Does Professor Gibson think that the Northern Ireland Executive policies and actions really do make economic policy the priority? "No, I do not think that they do .. but I have every sympathy with why they don't. If you ask me, or other professional economists, how many of us can say, here are the four or five key policy options, costed out, written in language that could be put on the desks of the Executive, saying this should be done tomorrow and would make things different, the answers would be more aspirational than operational.
"That is the challenge: we need to go beyond general statements such as 'we should improve education, improve enterprise, or export more.' The challenge, drawing on the CBI, the Institute of Directors (IoD), the Chamber of Commerce and other stakeholders, is to identify what the business needs actually are and then bridge the gap to articulate 'what is the actual policy you are asking for'.
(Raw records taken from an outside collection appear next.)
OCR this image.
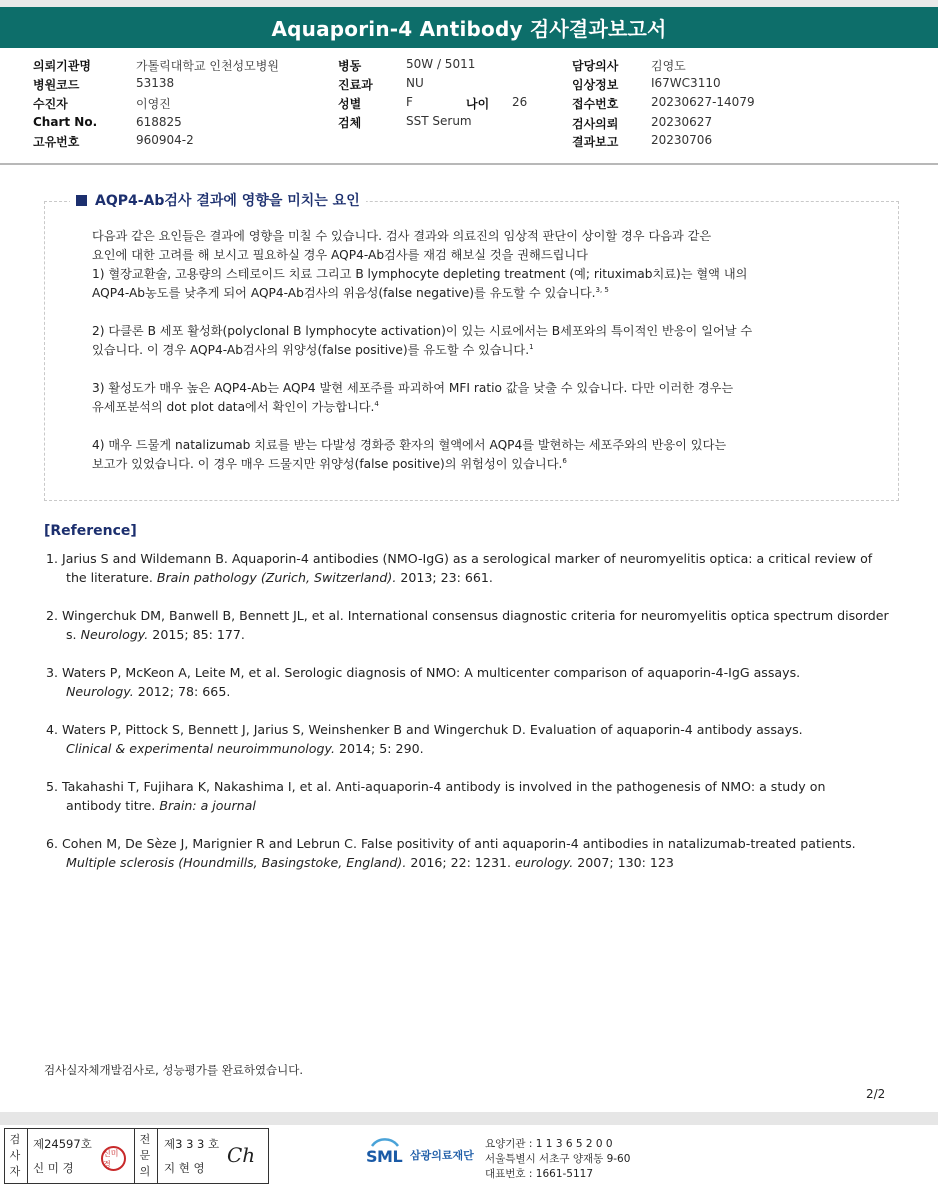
Aquaporin-4 Antibody 검사결과보고서
의뢰기관명	가톨릭대학교 인천성모병원
병원코드	53138
수진자	이영진
Chart No.	618825
고유번호	960904-2
병동	50W / 5011
진료과	NU
성별	F	나이 26
검체	SST Serum
담당의사	김영도
임상정보	I67WC3110
접수번호	20230627-14079
검사의뢰	20230627
결과보고	20230706
AQP4-Ab검사 결과에 영향을 미치는 요인

다음과 같은 요인들은 결과에 영향을 미칠 수 있습니다. 검사 결과와 의료진의 임상적 판단이 상이할 경우 다음과 같은

요인에 대한 고려를 해 보시고 필요하실 경우 AQP4-Ab검사를 재검 해보실 것을 권해드립니다

1) 혈장교환술, 고용량의 스테로이드 치료 그리고 B lymphocyte depleting treatment (예; rituximab치료)는 혈액 내의

AQP4-Ab농도를 낮추게 되어 AQP4-Ab검사의 위음성(false negative)를 유도할 수 있습니다.$^{3, 5}$

2) 다클론 B 세포 활성화(polyclonal B lymphocyte activation)이 있는 시료에서는 B세포와의 특이적인 반응이 일어날 수

있습니다. 이 경우 AQP4-Ab검사의 위양성(false positive)를 유도할 수 있습니다.$^1$

3) 활성도가 매우 높은 AQP4-Ab는 AQP4 발현 세포주를 파괴하여 MFI ratio 값을 낮출 수 있습니다. 다만 이러한 경우는

유세포분석의 dot plot data에서 확인이 가능합니다.$^4$

4) 매우 드물게 natalizumab 치료를 받는 다발성 경화증 환자의 혈액에서 AQP4를 발현하는 세포주와의 반응이 있다는

보고가 있었습니다. 이 경우 매우 드물지만 위양성(false positive)의 위험성이 있습니다.$^6$

[Reference]
1. Jarius S and Wildemann B. Aquaporin-4 antibodies (NMO-IgG) as a serological marker of neuromyelitis optica: a critical review of
the literature. Brain pathology (Zurich, Switzerland). 2013; 23: 661.
2. Wingerchuk DM, Banwell B, Bennett JL, et al. International consensus diagnostic criteria for neuromyelitis optica spectrum disorder
s. Neurology. 2015; 85: 177.
3. Waters P, McKeon A, Leite M, et al. Serologic diagnosis of NMO: A multicenter comparison of aquaporin-4-IgG assays.
Neurology. 2012; 78: 665.
4. Waters P, Pittock S, Bennett J, Jarius S, Weinshenker B and Wingerchuk D. Evaluation of aquaporin-4 antibody assays.
Clinical & experimental neuroimmunology. 2014; 5: 290.
5. Takahashi T, Fujihara K, Nakashima I, et al. Anti-aquaporin-4 antibody is involved in the pathogenesis of NMO: a study on
antibody titre. Brain: a journal
6. Cohen M, De Sèze J, Marignier R and Lebrun C. False positivity of anti aquaporin-4 antibodies in natalizumab-treated patients.
Multiple sclerosis (Houndmills, Basingstoke, England). 2016; 22: 1231. eurology. 2007; 130: 123
검사실자체개발검사로, 성능평가를 완료하였습니다.
2/2
검
사
자
제24597호
신 미 경
신미경
전
문
의
제3 3 3 호
지 현 영
Ch	SML 삼광의료재단
요양기관 : 1 1 3 6 5 2 0 0
서울특별시 서초구 양재동 9-60
대표번호 : 1661-5117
"The case for devolution of corporation tax has attracted many headlines. It is easier to understand as a one document solution. Changing the tax rate can be causally linked to the difference it causes. This type of analysis needs to be applied to the other 'asks' that we make. Then the politicians can sit down with a reasoned document asking for a change in the law or procedure because the expectation is that it will deliver 'x or y'. Without that assurance, the proposal simply ranks as an unproven idea and there is no concept of how you turn that into a policy. Elected members are expected to turn imprecise ambitions, apparently in the language of economics, into a legal framework."
Gibson agrees that if he is going to help, he has to be able to criticise in a supportive and constructive way.
The centre will focus on the needs of both the public and private sectors. "We will try to bridge the gap between what businesses need in the policy environment and what Government can practically deliver." The centre will also draw on expertise in other parts of the university and from within the private sector.
There is recognition that economic policy, as applied in today's conditions, poses serious challenges. "We need to know what we would spend more money on to get a good return. Then think how we might do it. Do we have to look at different ways to raise taxes, or borrow, to get at finance? The danger is one of becoming fixated in a world of cuts and not thinking about what we would do differently and seeing if it can be credibly funded."
Passive fatalism on economic prospects may now be set aside as positive new thinking takes centre stage.